North Korea Fires Ballistic Missiles as Tensions Spike Over US-South Korea War Drills

On 14th March, the Joint Chiefs of Staff (JCS) of South Korea announced that about 10 ballistic missiles were launched by North Korea into the Sea of Japan, several days after Pyongyang threatened “terrible consequences” in response to the continued South Korea-US military exercises.

 

Pyongyang has recently killed the hopes of a possible diplomatic thaw with Seoul, which is the security ally of Washington, calling its most recent peace talks a “clumsy, fake farce.”

 

According to JCS, a statement issued at 1:20 pm (0420 GMT), referring to the name of the body of water in South Korea, “the military there detected about ten ballistic missiles launched by the Sunan region of North Korea into the East Sea.”

 

The distance of the missiles, they said, was about 350 kilometres, and that the South Korean and US authorities are examining their specifications.

 

JCS added that “the South Korean military is prepared to retaliate in an overwhelming manner to any provocation.”

 

The defence ministry of Japan also attested that North Koreans fired several ballistic missiles with an altitude of approximately 80 kilometres and landed outside the sole economic zone of Japan off the east coast of the Korean Peninsula.

 

The presidential Blue House of Seoul denounced the launches as a provocation that contravened the resolutions of the United Nations Security Council and called on Pyongyang to halt such launches.

 

It has even prompted the concerned agencies to remain on a high level of preparedness since the launch took place during the joint US-South Korea military exercises.

 

The launches were hours following the comments of the South Korean Prime Minister Kim Min-seok, who made statements suggesting that the US President Donald Trump believed that a meeting between him and the leader of Pyongyang Kim Jong-un would be a good idea.

 

Over the decades, Washington has been at the forefront of destroying the nuclear programme of North Korea, yet the summits, sanctions and diplomatic pressures have had little effect.

 

With Trump set to visit Beijing later that month in late March, the Trump administration has been aiming at reviving high-level talks with Pyongyang, where a possible summit with Kim Jong-un may be held this year.

 

In October, Trump was on a visit to Asia, and he stated that he was 100 per cent willing to meet with Kim Jong-un, but the North did not reply.

 

Having mostly overlooked the overtures made by them over several months, Kim Jong-un recently remarked that the two countries could get along provided Washington conceded to the nuclear status of Pyongyang.

 

‘Terrible consequences’

 

The analysts reported that the number of missiles deployed on Saturday was odd and the timing was significant.

 

According to Hong Sung-pyo, a senior researcher at the Korea Institute of Military Affairs, “the world is now watching the war in the Middle East, and North Korea has long practised military provocations when it desires to get attention.”

 

“And that is probably the motivation of this launch, too,” he thought.

 

On Monday, Seoul and Washington began their springtime military drills, “Freedom Shield,” which will involve approximately 18,000 Korean soldiers and last through to the 19th of March.

 

Such exercises have long been described by the nuclear-armed North, which launched an attack on its neighbour in 1950 that kick-started the Korean War.

 

At the beginning of this week, Kim Yo-jong, who is a very influential confidante of her brother Kim Jong-un, stated that the joint exercises would have a “dreadful impact that is beyond imagination.”

 

She continued by saying that the drills were held at “a critical time when the global security structure is highly disintegrating at an accelerated rate, and wars erupt in various locations across the globe.”

 

The attack on Iran by the US-Israel has been labelled by Pyongyang as an act of aggression, which is illegal, and it demonstrates the rogue side of the United States.

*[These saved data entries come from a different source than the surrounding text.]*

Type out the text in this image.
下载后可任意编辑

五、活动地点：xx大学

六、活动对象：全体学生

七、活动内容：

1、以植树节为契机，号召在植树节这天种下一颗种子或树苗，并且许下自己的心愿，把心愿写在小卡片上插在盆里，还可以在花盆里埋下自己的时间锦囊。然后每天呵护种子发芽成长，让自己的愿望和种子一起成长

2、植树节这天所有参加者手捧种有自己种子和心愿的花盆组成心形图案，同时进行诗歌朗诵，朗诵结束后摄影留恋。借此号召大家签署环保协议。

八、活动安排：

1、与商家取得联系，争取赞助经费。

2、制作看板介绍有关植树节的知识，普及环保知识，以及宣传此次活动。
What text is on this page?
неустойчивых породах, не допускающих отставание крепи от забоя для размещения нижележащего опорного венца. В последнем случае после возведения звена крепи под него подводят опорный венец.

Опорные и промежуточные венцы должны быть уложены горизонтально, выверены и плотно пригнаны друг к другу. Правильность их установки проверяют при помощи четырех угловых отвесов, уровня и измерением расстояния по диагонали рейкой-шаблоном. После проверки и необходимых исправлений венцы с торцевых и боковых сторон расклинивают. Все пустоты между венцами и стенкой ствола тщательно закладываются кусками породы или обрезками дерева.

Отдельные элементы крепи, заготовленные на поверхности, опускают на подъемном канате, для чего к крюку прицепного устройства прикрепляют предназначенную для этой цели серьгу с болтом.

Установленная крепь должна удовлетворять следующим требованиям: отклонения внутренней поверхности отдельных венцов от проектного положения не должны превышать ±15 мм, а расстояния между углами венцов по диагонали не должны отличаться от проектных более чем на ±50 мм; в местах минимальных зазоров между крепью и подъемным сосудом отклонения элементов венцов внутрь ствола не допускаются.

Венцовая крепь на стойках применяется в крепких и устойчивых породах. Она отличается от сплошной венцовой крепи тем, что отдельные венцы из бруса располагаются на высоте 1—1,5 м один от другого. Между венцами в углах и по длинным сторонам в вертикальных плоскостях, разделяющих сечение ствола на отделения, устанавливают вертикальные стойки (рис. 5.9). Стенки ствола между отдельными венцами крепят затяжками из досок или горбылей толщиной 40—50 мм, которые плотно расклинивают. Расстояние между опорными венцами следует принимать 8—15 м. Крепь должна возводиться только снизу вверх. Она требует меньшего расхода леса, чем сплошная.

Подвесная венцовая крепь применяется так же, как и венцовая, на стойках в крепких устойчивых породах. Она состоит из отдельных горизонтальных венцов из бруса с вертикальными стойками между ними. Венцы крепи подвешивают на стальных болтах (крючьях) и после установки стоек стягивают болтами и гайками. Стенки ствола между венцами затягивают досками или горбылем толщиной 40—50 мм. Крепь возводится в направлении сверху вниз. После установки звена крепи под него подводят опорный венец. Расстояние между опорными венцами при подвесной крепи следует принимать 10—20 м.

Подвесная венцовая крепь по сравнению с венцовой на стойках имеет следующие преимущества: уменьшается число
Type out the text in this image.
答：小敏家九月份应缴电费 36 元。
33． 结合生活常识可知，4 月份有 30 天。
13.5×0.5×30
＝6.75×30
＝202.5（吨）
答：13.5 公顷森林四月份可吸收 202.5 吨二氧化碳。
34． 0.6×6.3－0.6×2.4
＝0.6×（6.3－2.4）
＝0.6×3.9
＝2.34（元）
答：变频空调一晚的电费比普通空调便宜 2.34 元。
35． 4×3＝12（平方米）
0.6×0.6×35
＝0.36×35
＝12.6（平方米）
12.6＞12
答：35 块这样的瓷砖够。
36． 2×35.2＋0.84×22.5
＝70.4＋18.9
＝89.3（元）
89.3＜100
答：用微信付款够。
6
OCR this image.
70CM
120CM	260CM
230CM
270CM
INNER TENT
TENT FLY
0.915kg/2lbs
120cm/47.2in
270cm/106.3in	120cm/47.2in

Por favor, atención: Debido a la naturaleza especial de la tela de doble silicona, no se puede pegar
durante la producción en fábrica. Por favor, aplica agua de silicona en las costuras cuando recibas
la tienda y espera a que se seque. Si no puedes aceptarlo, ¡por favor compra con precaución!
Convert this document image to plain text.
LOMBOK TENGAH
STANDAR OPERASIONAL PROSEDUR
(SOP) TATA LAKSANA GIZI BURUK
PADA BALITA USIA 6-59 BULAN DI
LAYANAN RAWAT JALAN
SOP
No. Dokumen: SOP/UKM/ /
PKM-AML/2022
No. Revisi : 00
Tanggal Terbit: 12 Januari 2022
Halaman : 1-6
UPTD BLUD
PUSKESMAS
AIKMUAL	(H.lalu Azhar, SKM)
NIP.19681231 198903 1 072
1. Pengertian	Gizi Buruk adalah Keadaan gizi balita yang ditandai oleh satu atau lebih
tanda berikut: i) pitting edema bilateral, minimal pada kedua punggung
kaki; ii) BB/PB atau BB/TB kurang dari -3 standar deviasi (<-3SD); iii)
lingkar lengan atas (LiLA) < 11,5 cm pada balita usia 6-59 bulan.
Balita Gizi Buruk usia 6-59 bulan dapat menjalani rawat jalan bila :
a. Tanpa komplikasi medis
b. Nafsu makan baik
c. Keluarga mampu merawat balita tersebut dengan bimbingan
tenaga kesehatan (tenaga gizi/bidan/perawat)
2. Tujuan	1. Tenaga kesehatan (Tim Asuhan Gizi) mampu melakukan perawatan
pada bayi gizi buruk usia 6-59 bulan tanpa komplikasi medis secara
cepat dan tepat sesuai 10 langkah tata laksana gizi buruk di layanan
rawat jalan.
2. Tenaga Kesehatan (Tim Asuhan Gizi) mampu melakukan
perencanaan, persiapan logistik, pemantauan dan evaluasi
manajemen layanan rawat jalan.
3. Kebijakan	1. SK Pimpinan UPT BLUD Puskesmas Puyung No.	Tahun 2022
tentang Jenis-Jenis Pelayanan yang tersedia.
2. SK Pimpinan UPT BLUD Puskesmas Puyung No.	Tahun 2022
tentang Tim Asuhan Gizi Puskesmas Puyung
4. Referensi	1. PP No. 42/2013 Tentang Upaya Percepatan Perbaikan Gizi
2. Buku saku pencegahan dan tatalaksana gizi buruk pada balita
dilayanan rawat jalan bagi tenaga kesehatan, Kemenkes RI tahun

North Korea too has just conducted missile tests aboard the naval Choe Hyon destroyer, saying that the country was arming the Navy with nuclear weapons.

 

North Korea has been investing more in its navy, with possibly the assistance of Russia. However, Leif-Eric Easley, a professor at Ewha University in Seoul, noticed that “the US could sink most of the Iranian navy in a week.”

 

“So Pyongyang will probably carry out tests and rhetoric of nuclear command, control and delivery systems to indicate that it might cause unacceptable damage in case its naval forces are attacked.”